Influence of Anion and Cation Structure of Ionic Liquids on Carboxylic Acids Extraction.

Abstract

A recently proposed new mechanism and a model of reactive extraction of carboxylic acids by hydrophobic ionic liquids (ILs) was tested on five systems from published as well as from new equilibrium data on liquid-liquid extraction of butyric and lactic acids (BA and LA) from aqueous solutions. Two phosphonium and one ammonium ILs were used. The model describes experimental data for all systems with a good fit. The mechanism of acid extraction by ILs is very similar for all tested systems. This indicates a more general validity of the developed model. The model allows deeper understanding of regularities in carboxylic acid extraction by hydrophobic ILs. Stability constants of the first acid-IL bonds are by one to three orders of magnitude higher compared to that of acid-acid bonds. Values of stability constants related to two acid-IL bonds are sensitive to a cation and anion structure while stability constants for acid-acid bonds more distant from polar head of IL are not sensitive to IL structure.

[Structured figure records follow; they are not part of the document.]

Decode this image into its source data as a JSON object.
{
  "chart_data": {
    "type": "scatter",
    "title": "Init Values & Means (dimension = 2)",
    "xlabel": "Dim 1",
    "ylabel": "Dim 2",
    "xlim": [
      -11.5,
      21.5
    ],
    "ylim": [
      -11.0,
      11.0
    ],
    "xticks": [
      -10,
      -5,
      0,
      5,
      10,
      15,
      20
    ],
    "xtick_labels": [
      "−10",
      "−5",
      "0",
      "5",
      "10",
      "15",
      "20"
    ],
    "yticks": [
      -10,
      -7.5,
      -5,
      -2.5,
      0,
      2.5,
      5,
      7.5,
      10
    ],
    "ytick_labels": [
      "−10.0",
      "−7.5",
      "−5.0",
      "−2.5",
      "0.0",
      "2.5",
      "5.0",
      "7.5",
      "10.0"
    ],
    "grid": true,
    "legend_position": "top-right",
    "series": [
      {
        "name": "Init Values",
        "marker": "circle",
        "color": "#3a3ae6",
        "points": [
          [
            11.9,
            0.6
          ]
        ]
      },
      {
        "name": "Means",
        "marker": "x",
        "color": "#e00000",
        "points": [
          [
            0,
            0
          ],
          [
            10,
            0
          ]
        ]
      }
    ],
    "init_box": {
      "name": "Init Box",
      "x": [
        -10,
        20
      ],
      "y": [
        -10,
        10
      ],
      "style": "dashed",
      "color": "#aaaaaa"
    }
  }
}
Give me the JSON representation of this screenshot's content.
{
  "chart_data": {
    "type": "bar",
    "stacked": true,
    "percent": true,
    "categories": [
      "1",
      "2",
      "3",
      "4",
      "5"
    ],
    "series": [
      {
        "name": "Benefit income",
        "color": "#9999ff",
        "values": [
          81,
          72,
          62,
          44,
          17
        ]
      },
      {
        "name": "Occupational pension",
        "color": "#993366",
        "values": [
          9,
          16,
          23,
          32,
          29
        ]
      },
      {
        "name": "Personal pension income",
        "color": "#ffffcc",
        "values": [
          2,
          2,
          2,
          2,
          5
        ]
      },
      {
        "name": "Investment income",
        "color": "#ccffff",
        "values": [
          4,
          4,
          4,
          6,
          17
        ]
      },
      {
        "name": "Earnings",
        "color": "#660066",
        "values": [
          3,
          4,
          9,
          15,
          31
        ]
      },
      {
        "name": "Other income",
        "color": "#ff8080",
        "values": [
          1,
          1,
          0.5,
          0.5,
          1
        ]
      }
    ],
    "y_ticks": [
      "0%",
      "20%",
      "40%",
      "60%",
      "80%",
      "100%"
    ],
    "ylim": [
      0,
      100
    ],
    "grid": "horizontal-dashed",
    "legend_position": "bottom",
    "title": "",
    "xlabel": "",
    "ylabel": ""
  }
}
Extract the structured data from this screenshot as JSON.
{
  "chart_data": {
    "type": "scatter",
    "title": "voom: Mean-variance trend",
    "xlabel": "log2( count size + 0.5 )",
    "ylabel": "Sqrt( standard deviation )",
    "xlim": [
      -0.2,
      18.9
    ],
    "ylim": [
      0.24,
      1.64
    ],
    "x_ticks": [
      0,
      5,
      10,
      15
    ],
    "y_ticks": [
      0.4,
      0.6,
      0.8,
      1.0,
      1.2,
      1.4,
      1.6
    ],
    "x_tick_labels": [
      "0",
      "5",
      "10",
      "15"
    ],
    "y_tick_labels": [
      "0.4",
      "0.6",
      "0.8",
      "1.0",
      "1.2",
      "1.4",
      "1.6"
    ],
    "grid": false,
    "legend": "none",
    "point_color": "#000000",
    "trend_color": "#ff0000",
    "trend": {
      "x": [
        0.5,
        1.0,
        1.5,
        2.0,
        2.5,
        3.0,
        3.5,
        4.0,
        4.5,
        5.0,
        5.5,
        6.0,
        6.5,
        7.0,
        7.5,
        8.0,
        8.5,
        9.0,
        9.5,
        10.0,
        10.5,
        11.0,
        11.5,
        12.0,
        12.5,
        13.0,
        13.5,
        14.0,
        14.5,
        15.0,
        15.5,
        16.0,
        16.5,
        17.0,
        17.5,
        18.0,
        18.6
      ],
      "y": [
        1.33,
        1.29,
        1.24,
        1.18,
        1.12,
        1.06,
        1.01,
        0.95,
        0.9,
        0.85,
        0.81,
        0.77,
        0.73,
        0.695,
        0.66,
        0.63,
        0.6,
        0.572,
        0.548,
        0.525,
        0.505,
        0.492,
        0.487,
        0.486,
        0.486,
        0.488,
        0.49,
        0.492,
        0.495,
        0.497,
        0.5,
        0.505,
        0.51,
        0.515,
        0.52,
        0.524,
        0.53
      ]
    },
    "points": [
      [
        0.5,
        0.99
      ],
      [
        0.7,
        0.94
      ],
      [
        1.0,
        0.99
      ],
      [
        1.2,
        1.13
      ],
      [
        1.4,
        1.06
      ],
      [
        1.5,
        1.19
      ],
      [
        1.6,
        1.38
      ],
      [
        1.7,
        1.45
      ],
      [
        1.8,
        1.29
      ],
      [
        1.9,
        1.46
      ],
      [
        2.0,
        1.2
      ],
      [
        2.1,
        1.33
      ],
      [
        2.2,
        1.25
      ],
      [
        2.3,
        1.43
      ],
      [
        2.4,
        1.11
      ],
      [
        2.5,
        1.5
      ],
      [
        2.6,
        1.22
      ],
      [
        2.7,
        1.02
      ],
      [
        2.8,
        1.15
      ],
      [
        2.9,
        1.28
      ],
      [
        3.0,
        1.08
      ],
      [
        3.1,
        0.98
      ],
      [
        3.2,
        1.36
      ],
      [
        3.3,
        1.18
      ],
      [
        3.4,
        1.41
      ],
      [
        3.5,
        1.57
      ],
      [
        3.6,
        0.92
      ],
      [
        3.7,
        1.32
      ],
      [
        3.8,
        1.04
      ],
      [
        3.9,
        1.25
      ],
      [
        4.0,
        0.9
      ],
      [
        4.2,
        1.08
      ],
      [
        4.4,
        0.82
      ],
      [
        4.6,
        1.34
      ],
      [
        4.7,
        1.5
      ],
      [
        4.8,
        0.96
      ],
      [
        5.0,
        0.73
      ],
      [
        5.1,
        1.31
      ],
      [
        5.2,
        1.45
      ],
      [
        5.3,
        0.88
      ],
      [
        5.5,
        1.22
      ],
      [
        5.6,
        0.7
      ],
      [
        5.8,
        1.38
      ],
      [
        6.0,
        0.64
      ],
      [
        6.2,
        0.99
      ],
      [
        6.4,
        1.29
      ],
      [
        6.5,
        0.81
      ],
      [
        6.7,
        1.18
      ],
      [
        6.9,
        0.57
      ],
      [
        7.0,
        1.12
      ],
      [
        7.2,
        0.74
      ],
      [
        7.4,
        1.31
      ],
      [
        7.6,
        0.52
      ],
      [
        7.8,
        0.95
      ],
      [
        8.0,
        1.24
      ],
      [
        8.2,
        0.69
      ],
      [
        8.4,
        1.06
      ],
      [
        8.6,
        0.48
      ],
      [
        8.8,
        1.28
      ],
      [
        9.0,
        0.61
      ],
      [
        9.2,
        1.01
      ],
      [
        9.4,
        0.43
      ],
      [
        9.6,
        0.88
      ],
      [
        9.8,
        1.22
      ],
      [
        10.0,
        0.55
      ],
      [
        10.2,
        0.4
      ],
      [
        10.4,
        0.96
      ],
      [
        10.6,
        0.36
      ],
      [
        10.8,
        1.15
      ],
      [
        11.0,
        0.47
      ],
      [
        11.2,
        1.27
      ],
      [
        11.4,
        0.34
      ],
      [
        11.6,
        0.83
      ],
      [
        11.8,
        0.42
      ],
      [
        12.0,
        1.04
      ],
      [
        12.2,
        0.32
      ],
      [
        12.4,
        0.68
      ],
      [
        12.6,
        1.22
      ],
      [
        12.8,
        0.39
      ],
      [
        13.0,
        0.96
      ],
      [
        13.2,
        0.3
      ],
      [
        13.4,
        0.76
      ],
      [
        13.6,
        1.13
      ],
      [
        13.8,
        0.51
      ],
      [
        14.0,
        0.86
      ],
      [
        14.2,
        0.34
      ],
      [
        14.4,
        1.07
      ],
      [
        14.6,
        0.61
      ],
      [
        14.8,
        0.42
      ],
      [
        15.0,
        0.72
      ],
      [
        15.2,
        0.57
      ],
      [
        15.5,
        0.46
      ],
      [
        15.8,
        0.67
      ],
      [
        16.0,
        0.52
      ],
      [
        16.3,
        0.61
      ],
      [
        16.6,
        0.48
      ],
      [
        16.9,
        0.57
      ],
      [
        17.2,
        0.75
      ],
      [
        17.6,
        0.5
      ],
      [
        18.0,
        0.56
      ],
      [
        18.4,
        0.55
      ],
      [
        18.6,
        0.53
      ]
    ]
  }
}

The stability constants of acid-IL bonds for LA and phosphonium ILs are by more than one order of magnitude lower compared to those for BA and are not influenced with an anion structure. The value of stability constant for the first BA-IL bond is for phosphonium IL with a decanoate anion only one third of those for IL with a phosphinate anion. Differences in the stability of acid-IL bonds for BA and LA can be attributed to hydrophobic interactions which almost do not occur in LA extraction. Ammonium IL also forms a less stable BA-IL bond than the phosphonium IL with the same phosphinate anion. A less stable BA-IL bond can favor the higher recovery of volatile acid from the solvent by vacuum evaporation where free acid is separated instead of acid salts as in classical processes what is a great advantage.